The problem with taking money from big VC's. - spitfire
http://cdixon.org/2009/08/14/the-problem-with-taking-seed-money-from-big-vcs/

======
relaunched
The content of this post isn't unique to BIG VCs. Anytime you take money from
someone that is capable of following-on, and they don't, it's a major bad
signal. However, on the flip side, a professional VC that comes in at A or
later is going to know that any investor w/ a strategy that doesn't include
following on, is gonna be biased in the other direction.
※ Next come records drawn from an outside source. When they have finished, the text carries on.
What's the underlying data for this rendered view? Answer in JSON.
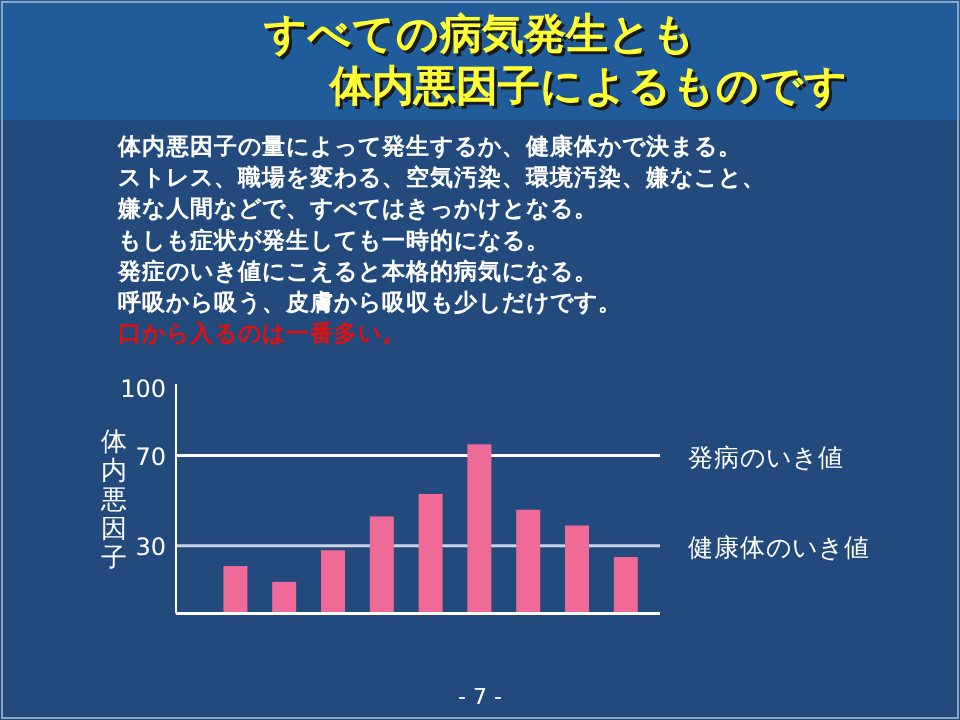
{
  "chart_data": {
    "type": "bar",
    "title": "すべての病気発生とも",
    "subtitle": "体内悪因子によるものです",
    "ylabel": "体内悪因子",
    "categories": [
      null,
      null,
      null,
      null,
      null,
      null,
      null,
      null,
      null
    ],
    "values": [
      21,
      14,
      28,
      43,
      53,
      75,
      46,
      39,
      25
    ],
    "color": "#f06a98",
    "ylim": [
      0,
      100
    ],
    "yticks": [
      30,
      70,
      100
    ],
    "grid": false,
    "ref_lines": [
      {
        "axis": "y",
        "value": 70,
        "label": "発病のいき値",
        "color": "#ffffff"
      },
      {
        "axis": "y",
        "value": 30,
        "label": "健康体のいき値",
        "color": "#c9d3e3"
      }
    ],
    "annotations": [
      "体内悪因子の量によって発生するか、健康体かで決まる。",
      "ストレス、職場を変わる、空気汚染、環境汚染、嫌なこと、",
      "嫌な人間などで、すべてはきっかけとなる。",
      "もしも症状が発生しても一時的になる。",
      "発症のいき値にこえると本格的病気になる。",
      "呼吸から吸う、皮膚から吸収も少しだけです。",
      "口から入るのは一番多い。",
      "- 7 -"
    ]
  }
}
The bigger miss, from a post like this, is saying the problem is getting in
bed with a BIG VC too early. Take money where you can get it from, if you need
it. Most people will never be in a position to choose one firm's money over
another. And today's climate, most rounds are syndicated (this post is a few
years old). However, the risk / rewards of getting involved with any
professional investor is they give you capital to accelerate growth, but will
kill you if you fail to meet or exceed expectations. Big VCs want to follow on
and aren't looking to tank a successful company. However, if you don't do your
job, they won't normally throw good money after bad.

Investors only become a problem if the founder(s) don't do their job, which is
to grow HUGE FAST! If you do that, you won't have to worry about the
aforementioned situation where a BIG VC failing to follow-on kills you in a
future round.